WASHINGTON — US interest rates will need to remain high for some time even as inflation eases, Federal Reserve Vice Chair Lael Brainard said Thursday, vowing the central bank plans to “stay the course” in fighting price increases.

Inflation has come down from a 40-year high as the Fed hiked rates steeply over the last year to cool the world’s biggest economy, and officials have warned against loosening policy prematurely.

“Even with the recent moderation, inflation remains high, and policy will need to be sufficiently restrictive for some time,” Brainard said in prepared remarks for an event in Chicago.

This is to ensure inflation returns to two percent on a sustained basis, she said.

In the past year, the Fed has raised the benchmark lending rate rapidly from around zero to 4.25-4.50 percent.
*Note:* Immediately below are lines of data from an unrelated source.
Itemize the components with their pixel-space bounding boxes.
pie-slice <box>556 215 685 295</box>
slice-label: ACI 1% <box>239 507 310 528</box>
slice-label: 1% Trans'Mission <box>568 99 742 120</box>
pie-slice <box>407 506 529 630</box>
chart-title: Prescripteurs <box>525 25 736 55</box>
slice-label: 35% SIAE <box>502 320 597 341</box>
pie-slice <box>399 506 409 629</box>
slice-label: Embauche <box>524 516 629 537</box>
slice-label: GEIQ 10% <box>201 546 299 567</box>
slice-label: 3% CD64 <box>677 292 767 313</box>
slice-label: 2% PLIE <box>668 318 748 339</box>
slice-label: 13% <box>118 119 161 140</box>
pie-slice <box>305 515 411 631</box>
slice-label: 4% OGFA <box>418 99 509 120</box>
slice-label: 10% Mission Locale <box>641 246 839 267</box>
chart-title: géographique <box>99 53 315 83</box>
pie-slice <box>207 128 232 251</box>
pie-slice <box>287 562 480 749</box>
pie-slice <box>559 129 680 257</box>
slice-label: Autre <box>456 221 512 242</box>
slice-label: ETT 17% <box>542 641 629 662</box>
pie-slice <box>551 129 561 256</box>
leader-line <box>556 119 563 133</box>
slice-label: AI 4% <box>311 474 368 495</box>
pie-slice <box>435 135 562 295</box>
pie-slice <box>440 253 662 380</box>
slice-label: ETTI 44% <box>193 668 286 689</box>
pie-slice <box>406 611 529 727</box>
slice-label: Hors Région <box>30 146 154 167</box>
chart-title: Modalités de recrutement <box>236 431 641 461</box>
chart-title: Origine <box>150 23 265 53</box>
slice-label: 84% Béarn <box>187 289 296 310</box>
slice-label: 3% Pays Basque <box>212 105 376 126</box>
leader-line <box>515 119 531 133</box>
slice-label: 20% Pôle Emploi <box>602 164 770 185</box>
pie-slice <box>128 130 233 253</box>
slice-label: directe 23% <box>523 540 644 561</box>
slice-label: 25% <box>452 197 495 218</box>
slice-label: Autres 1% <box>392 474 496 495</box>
Brainard’s latest remarks suggest rates will have to stay high for a while.

At a separate event Thursday, New York Fed President John Williams echoed Brainard’s sentiments on inflation remaining too high and added that bringing down prices will likely require a “period of below-trend growth and some softening of labor market conditions.”

While the Fed has taken strong action, “it is clear that monetary policy still has more work to do,” he said, noting that policy also affects parts of the economy differently.

As the impact of policy ripples through sectors, he expects “modest” GDP growth at around one percent in 2023, along with a rise in the unemployment rate to around 4.5 percent.

Given a lag in transmission from the Fed’s aggressive campaign, Brainard warned of a greater “drag on US growth and employment” this year.

“It is likely that the full effect on demand, employment, and inflation of the cumulative tightening that is in the pipeline still lies ahead,” she said.

But for now, there is evidence that some persistent components of inflation are coming down, along with signs of a deceleration in wages.

Wages do not appear to be driving inflation up in a “1970s-style” spiral either, she said.

And signs point to the possibility that continued moderation in demand could allow the labor market to ease further and inflation to fall, without “significant loss of employment,” added Brainard.